As sigma -> inf the loss approaches L1 (abs) loss. Setting sigma = 3, makes the transition point from quadratic to linear happen at |x| <= 1 / 3**2 (closer to the origin). The reason for doing this is because the RPN bbox regression targets are not normalized by their stdev (unlike in Fast R-CNN), because the statistics of the targets are changing constantly throughout learning. In a future update I may simply replace smooth L1 with (hard) L1 which I believe will likely work as well and be simpler (no sigma, etc.).
Hi guys, just to confirm, I've created this pdf from maple, while I was trying to get my head over the Smooth L1 loss, so by using sigma=3 the output of the Smooth L1 start to become like a normal L1 loss.
So this means that we could also use L1 loss?

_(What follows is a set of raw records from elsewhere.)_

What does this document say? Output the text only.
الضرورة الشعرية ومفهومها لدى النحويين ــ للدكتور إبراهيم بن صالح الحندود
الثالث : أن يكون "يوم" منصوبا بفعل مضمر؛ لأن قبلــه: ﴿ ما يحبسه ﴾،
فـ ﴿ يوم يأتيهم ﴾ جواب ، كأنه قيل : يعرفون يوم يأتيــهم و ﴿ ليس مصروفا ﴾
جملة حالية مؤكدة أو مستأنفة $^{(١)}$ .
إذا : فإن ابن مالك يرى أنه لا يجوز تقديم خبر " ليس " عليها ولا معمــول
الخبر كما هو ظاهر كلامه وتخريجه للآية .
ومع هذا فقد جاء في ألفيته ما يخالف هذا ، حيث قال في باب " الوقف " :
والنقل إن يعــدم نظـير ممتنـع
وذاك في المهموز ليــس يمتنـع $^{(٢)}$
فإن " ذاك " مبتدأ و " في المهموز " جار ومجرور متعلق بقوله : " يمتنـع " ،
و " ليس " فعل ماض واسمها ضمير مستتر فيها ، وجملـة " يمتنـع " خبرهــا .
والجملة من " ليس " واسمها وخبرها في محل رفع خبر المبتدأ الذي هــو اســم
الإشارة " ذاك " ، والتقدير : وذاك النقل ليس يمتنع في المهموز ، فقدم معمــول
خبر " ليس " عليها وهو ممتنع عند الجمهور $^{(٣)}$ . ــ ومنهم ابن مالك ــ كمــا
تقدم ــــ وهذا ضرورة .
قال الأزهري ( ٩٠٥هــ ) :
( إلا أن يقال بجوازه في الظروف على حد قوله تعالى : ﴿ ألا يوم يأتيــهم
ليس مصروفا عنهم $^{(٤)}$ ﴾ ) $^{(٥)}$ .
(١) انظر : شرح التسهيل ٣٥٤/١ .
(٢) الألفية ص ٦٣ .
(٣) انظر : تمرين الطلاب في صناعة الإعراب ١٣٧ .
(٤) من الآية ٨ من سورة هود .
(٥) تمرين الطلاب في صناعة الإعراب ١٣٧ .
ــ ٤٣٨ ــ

Also other algorithms also use the Smooth L1 and I think that they also have this non-normalized targets during training.
SmoothL1Loss (1).pdf
@leonardoaraujosantos I test sigma=1, p=[1, 2, 3] q=[1.1, 2, 3.3], SO the L1 distance = [0.1, 0, 0.3], L1Loss=0.4, smoothL1 loss = 0.05. In PDF smoothL1 loss = 0.08. I think the example is wrong.
import tensorflow as tf
deltas = [0.1, 0, 0.3]
sigma2 = 1
deltas_abs = tf.abs(deltas)
smoothL1_sign = tf.cast(tf.less(deltas_abs, 1.0/sigma2), tf.float32)
x = tf.reduce_sum(tf.square(deltas) * 0.5 * sigma2 * smoothL1_sign + \
(deltas_abs - 0.5 / sigma2) * tf.abs(smoothL1_sign - 1))
with tf.Session() as sess:
print sess.run(x)
Most helpful comment
As sigma -> inf the loss approaches L1 (abs) loss. Setting sigma = 3, makes the transition point from quadratic to linear happen at |x| <= 1 / 3**2 (closer to the origin). The reason for doing this is because the RPN bbox regression targets are not normalized by their stdev (unlike in Fast R-CNN), because the statistics of the targets are changing constantly throughout learning. In a future update I may simply replace smooth L1 with (hard) L1 which I believe will likely work as well and be simpler (no sigma, etc.).